Paula and Rodrigo were our guides and the Zodiac bounced us across the sound to a pebble strewn, marshy beach that resembled great rivers of spinach sitting beneath high mountains. The path led us through rocky terrain into thick bunches of red-berried bushes that seemed to hang everywhere. The moment we began the hike, Paula said if anyone planned to eat the berries, be careful. One was called a diddly dee, deep red and quite tasty, perfectly edible. But said Paula, watch out for a tasty kind of strawberry she called Devils Berry. "That causes diarrhea." There was silence as we walked until one climber called out, “So if you had both berries together, you would end up with diddly squat.“

Upward to a Beaver dam, and a broad pond draped in red reeds and leaves, maybe halfway into the hike.

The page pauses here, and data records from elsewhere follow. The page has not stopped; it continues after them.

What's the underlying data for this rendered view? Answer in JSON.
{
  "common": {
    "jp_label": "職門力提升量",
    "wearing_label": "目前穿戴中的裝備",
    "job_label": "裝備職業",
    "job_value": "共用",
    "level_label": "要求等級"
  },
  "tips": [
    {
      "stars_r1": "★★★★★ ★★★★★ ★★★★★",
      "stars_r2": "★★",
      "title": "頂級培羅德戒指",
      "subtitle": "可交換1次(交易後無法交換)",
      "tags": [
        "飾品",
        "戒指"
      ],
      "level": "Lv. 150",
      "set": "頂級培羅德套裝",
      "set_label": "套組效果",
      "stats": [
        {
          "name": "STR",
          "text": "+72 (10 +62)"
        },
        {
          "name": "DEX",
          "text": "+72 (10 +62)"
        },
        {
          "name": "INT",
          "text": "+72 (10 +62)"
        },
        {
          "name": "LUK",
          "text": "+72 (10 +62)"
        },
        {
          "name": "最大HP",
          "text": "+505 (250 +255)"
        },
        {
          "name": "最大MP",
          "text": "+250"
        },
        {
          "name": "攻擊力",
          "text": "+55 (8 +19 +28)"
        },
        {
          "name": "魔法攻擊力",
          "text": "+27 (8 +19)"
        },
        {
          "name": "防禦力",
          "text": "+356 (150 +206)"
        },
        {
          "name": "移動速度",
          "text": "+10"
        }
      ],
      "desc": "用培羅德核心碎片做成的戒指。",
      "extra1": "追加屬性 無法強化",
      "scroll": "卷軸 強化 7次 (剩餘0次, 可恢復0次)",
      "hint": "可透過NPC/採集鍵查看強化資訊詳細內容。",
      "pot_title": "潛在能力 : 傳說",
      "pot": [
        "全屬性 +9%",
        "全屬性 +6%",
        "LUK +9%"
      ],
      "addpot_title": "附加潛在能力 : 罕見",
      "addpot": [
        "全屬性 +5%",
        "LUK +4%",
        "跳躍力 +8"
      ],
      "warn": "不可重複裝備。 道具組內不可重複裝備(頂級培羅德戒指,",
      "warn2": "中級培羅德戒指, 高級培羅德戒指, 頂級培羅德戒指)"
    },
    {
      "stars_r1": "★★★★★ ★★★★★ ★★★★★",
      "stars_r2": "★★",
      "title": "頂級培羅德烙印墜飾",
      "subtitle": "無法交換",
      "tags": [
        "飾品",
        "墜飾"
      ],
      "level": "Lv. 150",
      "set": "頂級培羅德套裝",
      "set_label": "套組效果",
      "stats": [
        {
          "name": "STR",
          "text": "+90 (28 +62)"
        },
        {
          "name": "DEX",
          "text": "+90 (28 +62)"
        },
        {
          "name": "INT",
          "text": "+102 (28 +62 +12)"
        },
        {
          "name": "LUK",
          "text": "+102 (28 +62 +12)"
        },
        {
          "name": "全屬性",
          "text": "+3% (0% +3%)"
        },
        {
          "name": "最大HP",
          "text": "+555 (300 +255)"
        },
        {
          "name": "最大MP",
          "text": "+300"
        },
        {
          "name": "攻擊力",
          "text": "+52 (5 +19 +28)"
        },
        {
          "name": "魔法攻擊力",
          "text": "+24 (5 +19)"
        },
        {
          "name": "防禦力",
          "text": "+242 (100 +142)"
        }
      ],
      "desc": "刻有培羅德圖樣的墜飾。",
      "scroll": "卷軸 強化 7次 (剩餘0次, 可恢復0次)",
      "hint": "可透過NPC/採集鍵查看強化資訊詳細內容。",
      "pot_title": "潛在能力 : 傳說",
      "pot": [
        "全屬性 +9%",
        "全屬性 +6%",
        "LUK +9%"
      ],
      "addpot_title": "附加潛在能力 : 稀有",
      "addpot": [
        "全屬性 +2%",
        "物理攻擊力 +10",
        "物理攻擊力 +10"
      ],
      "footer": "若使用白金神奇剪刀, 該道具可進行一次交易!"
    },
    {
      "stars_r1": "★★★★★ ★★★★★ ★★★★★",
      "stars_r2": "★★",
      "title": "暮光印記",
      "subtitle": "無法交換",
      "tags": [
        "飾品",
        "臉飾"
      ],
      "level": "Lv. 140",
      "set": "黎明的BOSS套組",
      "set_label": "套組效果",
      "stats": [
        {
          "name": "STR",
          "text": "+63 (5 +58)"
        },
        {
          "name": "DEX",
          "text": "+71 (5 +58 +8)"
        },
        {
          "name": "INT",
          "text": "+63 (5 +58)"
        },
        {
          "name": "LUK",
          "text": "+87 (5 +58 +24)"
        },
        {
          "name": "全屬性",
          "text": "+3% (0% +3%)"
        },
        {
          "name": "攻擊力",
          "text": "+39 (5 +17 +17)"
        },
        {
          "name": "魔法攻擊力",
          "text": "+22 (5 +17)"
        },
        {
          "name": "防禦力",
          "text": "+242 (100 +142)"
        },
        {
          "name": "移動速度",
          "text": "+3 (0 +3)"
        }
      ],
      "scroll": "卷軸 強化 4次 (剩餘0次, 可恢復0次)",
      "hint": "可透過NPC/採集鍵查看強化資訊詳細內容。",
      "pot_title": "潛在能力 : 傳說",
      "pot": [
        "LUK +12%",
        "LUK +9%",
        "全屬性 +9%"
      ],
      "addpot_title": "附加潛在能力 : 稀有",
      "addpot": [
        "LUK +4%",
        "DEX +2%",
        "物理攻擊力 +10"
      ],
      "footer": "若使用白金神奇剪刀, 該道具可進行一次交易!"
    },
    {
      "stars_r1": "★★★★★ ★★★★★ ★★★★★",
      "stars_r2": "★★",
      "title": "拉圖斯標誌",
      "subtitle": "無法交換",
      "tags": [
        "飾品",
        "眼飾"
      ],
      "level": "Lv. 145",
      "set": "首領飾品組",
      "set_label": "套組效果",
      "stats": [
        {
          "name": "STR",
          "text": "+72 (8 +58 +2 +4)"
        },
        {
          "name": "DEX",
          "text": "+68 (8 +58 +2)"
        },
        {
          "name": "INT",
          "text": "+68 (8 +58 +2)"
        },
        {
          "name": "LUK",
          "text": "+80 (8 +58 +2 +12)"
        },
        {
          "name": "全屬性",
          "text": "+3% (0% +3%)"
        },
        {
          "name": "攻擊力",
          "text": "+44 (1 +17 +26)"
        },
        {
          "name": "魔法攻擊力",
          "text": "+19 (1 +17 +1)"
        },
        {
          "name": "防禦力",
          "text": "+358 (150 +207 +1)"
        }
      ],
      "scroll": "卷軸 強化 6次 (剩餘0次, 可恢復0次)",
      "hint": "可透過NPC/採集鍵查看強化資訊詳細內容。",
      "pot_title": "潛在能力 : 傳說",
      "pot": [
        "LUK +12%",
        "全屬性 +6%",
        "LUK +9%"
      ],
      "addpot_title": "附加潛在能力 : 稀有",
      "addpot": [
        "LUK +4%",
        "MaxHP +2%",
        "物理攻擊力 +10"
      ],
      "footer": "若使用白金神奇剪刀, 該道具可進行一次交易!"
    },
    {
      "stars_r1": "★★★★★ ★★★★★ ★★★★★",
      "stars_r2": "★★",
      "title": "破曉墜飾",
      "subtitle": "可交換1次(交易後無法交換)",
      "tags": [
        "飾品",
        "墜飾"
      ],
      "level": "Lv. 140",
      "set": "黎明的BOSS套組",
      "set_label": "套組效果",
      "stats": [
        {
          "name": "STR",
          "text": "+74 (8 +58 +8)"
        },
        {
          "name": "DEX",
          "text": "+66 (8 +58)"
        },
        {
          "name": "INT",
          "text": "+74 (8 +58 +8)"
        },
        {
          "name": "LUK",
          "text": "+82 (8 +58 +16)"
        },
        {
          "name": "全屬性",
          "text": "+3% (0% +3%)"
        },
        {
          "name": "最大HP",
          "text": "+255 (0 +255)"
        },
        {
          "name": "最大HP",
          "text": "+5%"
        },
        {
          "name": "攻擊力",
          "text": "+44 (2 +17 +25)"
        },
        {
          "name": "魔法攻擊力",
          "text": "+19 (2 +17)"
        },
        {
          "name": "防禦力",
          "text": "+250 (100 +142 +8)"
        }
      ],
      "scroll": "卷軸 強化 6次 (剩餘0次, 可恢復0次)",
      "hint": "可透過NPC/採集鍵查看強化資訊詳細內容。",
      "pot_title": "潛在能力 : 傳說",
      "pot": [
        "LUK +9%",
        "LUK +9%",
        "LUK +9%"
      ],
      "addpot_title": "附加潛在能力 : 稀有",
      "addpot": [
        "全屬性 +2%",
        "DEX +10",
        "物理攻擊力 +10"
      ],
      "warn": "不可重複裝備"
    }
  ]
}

The beavers had done their work. Even if you think they might, beavers don’t come by Tierra del Fuego naturally. According to Paula, Argentina brought Canadian beavers in thinking that they would deliver excellent pelts. But even this close to the South Pole, the winter’s aren’t cold enough for the beaver to develop the thick oils and pelts they do in North America. And without those - no value. So the grand idea was a bust and now the beavers are mostly mowing down miles of Tierra del Fuegan trees because beavers must gnaw on wood to keep their famous teeth under control. It was a growing problem without a simple solution.

Beavers aren’t the only invaders of the region (besides the Spanish, British, Croatians, Germans and tourist like us). Grayfox were brought in by the British in the early 1900s, making life a little harder for the red foxes that are natural.

Eight hundred vertical feet brought us above Ainsworth Bay and the Tucker Islets. At dawn our captain said we had sailed up Seno Almirantazzo (Admiralty Sound) beneath the gaze of Karukinka National Park’s snowy peaks. Before that we had crossed the Magellan Straits and passed through another labyrinth of channels — the southern extreme of Patagonia.

We were now standing in one of the remotest parts of planet earth. Only 120,000 souls populate all of Chilean Patagonia, but the landmass is vast making it one of the least populated places on earth. In Tierra del Fuego, where we now stand, people were even more scarce.

I thought about that, and loved the idea of being in the middle of nowhere (not counting my fellow hikers). The walk gave us a spectacular view of the bay, the Marinelli Glacier and the Darwin mountains, and I was suitably stunned. It had been a fine morning, but the day was still young. In time we all scrambled back down the mountain and zodiaced off to the Ventus. It looked like a toy against those mountains, but soon enough it would be circling us around the other side of the Darwin mountains.